We’re clattering down the two flights of stairs from our office into the newsroom.

“The video’s supposed to feed by microwave from FBI headquarters,” Franklin says. “The receive techs are ready to roll on it. It should be coming in any second now.”

“Should be?” I can hear my voice, taut and nervous.

I’m sleep-deprived, wearing jeans and a backup black wool jacket I grabbed from my news-emergency stash. My hair is a Glamour “don’t.” But we’ve got breaking news and it can’t wait. It’s 10:54 a.m. There’s a local news break scheduled for 10:58 a.m. Plenty of time to get it on the air. If we hurry.

I grab the banister, swinging myself down to the next flight. Franklin’s right behind me.

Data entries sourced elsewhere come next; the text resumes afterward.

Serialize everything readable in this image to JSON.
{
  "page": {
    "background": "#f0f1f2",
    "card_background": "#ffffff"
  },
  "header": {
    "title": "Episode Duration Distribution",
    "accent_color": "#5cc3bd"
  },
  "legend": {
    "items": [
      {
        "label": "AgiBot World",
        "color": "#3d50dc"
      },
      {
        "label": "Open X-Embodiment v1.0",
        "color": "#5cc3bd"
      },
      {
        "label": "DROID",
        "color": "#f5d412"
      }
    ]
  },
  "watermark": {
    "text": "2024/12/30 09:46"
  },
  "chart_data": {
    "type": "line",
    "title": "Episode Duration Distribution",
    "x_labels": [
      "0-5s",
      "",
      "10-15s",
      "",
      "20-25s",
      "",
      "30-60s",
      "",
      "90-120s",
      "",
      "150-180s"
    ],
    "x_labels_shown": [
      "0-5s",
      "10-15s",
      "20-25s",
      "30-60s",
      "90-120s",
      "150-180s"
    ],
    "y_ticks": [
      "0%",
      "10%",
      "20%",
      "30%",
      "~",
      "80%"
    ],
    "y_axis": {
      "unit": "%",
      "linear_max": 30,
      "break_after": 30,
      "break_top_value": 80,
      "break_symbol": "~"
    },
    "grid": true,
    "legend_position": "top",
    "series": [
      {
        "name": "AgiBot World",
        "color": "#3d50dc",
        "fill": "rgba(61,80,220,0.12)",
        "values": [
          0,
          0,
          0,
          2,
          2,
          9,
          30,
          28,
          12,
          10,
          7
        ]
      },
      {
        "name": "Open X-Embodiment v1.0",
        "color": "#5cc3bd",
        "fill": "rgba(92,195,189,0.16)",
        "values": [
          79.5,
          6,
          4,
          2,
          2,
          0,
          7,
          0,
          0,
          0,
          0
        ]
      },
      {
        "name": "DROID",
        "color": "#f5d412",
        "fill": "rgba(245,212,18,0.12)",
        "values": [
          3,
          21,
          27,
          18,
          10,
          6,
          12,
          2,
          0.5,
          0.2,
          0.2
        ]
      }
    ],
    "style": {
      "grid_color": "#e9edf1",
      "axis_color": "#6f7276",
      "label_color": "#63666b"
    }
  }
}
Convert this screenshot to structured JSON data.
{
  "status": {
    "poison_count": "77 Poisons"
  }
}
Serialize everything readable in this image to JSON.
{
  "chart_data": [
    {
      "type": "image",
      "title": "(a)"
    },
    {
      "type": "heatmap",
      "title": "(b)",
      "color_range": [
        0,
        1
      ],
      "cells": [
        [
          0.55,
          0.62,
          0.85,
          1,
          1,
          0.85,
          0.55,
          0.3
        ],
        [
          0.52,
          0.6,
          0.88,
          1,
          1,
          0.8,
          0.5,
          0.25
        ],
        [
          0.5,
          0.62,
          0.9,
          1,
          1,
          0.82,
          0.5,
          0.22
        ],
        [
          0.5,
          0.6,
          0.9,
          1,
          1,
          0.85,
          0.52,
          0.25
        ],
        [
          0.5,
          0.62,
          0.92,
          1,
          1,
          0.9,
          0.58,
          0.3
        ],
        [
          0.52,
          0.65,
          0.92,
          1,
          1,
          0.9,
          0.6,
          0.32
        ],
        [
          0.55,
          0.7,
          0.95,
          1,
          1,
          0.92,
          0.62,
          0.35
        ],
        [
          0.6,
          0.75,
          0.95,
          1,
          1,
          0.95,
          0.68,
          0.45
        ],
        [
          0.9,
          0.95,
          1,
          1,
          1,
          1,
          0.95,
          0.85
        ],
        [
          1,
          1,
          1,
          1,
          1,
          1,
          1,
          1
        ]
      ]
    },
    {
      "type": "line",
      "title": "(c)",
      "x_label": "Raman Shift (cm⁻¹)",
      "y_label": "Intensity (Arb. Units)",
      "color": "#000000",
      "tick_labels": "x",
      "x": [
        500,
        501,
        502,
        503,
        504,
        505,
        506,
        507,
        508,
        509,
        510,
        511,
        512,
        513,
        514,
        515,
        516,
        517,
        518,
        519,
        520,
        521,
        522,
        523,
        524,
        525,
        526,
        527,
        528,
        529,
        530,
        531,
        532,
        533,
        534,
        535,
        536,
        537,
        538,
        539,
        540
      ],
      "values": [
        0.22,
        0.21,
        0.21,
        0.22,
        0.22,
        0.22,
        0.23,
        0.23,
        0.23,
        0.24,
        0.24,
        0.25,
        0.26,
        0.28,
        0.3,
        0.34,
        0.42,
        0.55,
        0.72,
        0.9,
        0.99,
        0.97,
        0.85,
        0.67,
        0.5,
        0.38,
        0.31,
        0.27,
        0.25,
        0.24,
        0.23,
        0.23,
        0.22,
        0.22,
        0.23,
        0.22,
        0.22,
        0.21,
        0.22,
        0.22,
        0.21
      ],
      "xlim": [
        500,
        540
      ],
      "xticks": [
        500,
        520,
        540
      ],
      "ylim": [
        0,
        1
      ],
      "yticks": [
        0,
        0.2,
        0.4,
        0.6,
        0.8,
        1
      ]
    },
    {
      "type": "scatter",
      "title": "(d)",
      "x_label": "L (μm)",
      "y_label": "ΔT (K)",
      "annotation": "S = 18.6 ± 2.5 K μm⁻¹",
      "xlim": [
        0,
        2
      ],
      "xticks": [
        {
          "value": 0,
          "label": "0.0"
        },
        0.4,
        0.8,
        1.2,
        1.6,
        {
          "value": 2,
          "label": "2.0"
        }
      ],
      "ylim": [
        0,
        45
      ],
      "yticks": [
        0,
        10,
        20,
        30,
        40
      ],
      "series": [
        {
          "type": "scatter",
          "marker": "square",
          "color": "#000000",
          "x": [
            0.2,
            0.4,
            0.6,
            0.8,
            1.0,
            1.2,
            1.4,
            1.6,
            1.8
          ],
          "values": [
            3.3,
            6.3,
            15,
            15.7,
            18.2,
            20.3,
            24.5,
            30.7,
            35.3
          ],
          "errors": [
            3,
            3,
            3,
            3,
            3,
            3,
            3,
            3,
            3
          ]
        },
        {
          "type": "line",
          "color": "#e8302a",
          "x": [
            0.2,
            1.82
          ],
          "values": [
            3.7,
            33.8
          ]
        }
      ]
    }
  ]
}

“Producer’s Jessica!” I point to the punked-out blonde at the on-call producer’s desk. “Franko, tell her the scoop. I don’t need prompter. I’ll wing it. I need a minute-thirty. Two minutes, tops. I’m heading for the anchor desk. And make sure that video is rolling.”

“We have bars and tone from the fibbies HQ,” a voice calls from the glass-walled video-receive room. “Exterior FBI. No heads.”

I careen into the anchor desk chair, click on my microphone and plug in my earpiece. If we only have video of the FBI headquarters and no people, that’ll still work. The clock says 10:57 a.m.

“One minute to air, Charlie.” I hear Jessica, now in the control room, through my earpiece. “Franklin’s in here with me. We’ll roll the video live. Just narrate what you see. Great job, kiddo.”

The in-house monitor flashes from black into the familiar gray stone edifice of the FBI headquarters. The massive metal front doors, embossed with menacingly clawed bald eagles, remain closed. I organize my thoughts, knowing I have only two minutes to tell this whole story.

“Fifteen seconds,” Jessica says.

My fifteen-seconds-to-air routine never changes. I slide my tongue across my front teeth, removing any stray red smudges. I give my hair one last-and today, futile-fluff into place. I pat my lapel to reassure myself the tiny microphone is where it should be. “I’m a pro,” I chant silently. My pre-air mantra. “Bring it on.”

In my ear, I hear the brass and synthesizer anthem that means breaking news. In my on-air monitor, blue and silver graphics tilt and whirl, commanding viewers’ attention. Jessica’s voice buzzes her final instructions.

“Two. One. And go.”

“This is Charlie McNally in the Channel 3 newsroom with breaking news. On your screen now, live pictures of the headquarters of the Federal Bureau of Investigation. Only on Channel 3, this exclusive story. We have learned federal officials say they have solved the murder of Sarah Garcinkevich, age 44, of Great Barrington, whose body was found in the Housatonic River last week.